The same applies to the second passage about women remaining silent in church.  There are still many churches that refuse to let women even serve communion, let alone preach or run a church.  What Paul really meant was that women, who sat in another part of the synagogue from men, shouldn't yell across the synagogue during the service to discuss things.  They should wait until they were at home.  I learned that later church "fathers" changed names of people in the Bible such as Junia, who was a female bishop, to Junius, a name which didn't exist, to neutralize the gender so that no one in future generations would read about a female bishop.

These memories shoot through my head like a bullet, as I read this passage from the Koran that Shams quotes.  But then, he goes on, surprising both the disciple and me, the reader, by quoting a different translation of the same passage:

"Men are the support of women as God gives some more means than others, and because they spend of their wealth (to provide for them).  So women who are virtuous are obedient to God and guard the hidden as God has guarded it.  As for women you feel are averse, talk to them suasively; then leave them alone in bed (without molesting them) and go to bed with them (when they are willing).   If they open out to you, do not seek an excuse for blaming them.  Surely God is sublime and great."

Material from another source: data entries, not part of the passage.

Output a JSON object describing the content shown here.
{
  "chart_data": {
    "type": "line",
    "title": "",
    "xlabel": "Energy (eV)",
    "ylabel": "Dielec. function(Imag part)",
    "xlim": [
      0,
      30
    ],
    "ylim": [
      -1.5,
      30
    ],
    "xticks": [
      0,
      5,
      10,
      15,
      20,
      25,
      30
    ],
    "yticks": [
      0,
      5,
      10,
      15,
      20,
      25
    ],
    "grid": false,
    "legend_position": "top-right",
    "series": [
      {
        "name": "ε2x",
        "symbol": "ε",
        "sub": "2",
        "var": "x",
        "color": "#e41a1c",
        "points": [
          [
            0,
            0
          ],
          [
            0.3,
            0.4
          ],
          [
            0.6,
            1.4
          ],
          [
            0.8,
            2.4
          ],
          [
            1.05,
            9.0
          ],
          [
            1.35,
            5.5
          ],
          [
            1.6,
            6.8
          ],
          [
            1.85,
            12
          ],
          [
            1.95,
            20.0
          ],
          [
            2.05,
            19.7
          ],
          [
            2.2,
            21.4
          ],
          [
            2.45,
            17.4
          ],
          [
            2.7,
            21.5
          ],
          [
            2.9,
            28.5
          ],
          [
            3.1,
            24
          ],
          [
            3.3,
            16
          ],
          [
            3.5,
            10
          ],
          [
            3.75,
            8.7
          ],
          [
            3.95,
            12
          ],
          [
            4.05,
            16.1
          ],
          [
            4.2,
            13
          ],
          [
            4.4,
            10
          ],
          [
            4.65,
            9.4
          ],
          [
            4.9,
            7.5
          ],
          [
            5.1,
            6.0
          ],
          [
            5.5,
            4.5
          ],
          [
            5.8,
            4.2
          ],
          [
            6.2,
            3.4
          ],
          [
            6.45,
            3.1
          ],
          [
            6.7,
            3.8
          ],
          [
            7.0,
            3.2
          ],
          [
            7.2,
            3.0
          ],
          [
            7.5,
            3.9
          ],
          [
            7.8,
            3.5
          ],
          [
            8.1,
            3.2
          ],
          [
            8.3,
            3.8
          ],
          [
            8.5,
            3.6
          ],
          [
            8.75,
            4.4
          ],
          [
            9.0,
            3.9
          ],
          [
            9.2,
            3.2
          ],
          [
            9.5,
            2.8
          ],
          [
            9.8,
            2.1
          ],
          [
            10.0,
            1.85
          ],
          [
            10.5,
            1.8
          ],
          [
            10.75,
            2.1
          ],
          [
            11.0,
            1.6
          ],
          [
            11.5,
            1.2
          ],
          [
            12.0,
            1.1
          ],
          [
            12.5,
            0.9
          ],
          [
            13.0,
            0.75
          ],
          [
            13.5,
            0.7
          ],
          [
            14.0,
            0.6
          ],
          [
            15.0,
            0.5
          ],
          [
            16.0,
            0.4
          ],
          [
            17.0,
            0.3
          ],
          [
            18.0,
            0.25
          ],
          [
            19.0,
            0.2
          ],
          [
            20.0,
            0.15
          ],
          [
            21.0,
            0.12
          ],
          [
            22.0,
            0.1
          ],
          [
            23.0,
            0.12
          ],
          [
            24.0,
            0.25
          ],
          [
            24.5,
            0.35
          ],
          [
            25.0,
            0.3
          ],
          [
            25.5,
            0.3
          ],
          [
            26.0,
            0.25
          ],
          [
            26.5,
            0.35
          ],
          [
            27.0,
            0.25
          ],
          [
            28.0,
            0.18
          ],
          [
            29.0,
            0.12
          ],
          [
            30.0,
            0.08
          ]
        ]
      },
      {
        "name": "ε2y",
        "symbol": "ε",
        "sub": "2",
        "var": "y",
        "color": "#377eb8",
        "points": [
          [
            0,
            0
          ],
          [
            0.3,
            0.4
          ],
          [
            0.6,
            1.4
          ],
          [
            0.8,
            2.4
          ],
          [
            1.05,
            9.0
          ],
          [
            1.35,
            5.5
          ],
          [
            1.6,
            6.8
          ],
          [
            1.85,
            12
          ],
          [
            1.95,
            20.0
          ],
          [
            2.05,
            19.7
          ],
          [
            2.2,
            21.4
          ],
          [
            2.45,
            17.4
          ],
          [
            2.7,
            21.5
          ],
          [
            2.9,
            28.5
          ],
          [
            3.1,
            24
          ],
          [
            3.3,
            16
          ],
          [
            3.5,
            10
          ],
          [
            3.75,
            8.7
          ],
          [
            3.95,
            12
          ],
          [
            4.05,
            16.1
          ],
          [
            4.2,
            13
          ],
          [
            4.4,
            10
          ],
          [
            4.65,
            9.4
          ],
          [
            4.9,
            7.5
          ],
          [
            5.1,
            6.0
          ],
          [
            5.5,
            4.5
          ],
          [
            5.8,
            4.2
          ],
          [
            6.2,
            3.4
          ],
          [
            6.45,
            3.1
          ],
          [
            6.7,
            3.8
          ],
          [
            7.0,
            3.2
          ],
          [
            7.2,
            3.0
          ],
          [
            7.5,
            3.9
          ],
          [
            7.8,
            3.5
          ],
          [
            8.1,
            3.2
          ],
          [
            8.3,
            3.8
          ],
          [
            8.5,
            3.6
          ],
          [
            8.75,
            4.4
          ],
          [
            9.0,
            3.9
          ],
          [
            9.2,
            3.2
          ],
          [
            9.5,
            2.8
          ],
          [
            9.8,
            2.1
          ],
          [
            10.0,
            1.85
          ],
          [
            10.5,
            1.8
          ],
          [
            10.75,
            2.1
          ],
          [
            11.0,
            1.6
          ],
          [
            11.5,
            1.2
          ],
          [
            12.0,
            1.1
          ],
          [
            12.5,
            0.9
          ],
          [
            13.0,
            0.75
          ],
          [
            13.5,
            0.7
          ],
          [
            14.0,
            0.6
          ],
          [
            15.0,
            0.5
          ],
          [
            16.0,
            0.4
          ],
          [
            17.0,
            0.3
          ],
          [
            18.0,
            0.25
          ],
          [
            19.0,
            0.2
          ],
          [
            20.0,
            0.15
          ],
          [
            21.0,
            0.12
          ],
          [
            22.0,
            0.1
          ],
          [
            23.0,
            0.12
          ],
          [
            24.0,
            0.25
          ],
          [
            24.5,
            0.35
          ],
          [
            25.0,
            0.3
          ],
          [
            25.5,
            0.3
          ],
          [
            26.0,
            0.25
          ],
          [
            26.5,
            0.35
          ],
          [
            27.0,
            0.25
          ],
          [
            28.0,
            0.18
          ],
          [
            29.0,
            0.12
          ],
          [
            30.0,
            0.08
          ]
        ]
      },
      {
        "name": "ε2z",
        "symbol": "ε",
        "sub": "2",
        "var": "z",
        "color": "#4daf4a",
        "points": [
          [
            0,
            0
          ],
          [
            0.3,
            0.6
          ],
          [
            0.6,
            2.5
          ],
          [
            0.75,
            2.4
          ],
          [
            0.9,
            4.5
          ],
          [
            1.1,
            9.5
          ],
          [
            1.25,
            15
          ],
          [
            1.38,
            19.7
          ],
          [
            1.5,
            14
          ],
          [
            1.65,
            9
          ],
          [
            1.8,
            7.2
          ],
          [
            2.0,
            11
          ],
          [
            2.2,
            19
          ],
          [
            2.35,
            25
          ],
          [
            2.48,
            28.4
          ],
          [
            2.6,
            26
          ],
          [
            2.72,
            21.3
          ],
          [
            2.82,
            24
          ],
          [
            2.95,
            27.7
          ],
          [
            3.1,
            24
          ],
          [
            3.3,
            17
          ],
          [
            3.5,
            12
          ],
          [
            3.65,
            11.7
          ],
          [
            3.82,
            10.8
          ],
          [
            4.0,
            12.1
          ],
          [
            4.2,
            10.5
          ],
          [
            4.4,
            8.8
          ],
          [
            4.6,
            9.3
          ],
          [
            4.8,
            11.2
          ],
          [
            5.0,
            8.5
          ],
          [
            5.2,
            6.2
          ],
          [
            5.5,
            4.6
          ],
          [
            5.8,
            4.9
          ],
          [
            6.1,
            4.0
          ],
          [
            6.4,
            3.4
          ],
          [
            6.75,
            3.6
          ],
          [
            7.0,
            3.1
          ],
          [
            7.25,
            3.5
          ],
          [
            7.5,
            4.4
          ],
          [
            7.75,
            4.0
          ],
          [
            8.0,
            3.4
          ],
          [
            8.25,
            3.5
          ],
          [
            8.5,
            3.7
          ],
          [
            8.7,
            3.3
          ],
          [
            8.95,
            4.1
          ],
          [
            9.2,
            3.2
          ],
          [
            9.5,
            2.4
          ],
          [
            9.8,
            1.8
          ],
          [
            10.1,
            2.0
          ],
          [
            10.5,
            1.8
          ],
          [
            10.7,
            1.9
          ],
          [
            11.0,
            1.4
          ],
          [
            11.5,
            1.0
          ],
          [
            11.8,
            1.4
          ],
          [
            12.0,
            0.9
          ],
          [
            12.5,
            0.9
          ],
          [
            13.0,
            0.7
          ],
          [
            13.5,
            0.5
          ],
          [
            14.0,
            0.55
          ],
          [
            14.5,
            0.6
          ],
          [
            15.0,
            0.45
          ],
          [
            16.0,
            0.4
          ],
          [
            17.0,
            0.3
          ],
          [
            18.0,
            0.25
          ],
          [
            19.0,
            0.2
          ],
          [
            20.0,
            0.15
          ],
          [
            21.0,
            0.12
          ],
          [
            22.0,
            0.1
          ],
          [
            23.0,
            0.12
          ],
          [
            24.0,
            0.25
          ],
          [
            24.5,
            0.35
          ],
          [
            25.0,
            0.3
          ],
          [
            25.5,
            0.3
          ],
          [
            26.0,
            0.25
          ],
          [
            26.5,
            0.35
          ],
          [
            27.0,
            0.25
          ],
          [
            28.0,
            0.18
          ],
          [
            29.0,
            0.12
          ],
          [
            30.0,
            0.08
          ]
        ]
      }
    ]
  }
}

What a difference between the two versions!  My heart goes out to women in Turkey, in the US, in Germany, to women everywhere who have suffered and who continue to suffer under ignorant, misguided male domination, unable to fulfill their God-given destinies.  May they come out of that heavy, oppressive place.  Both they and men will be better off for this.  I hope the women in rural Turkey, creating these beautiful gifts, are discovering their own value as they share their beautiful wares with others.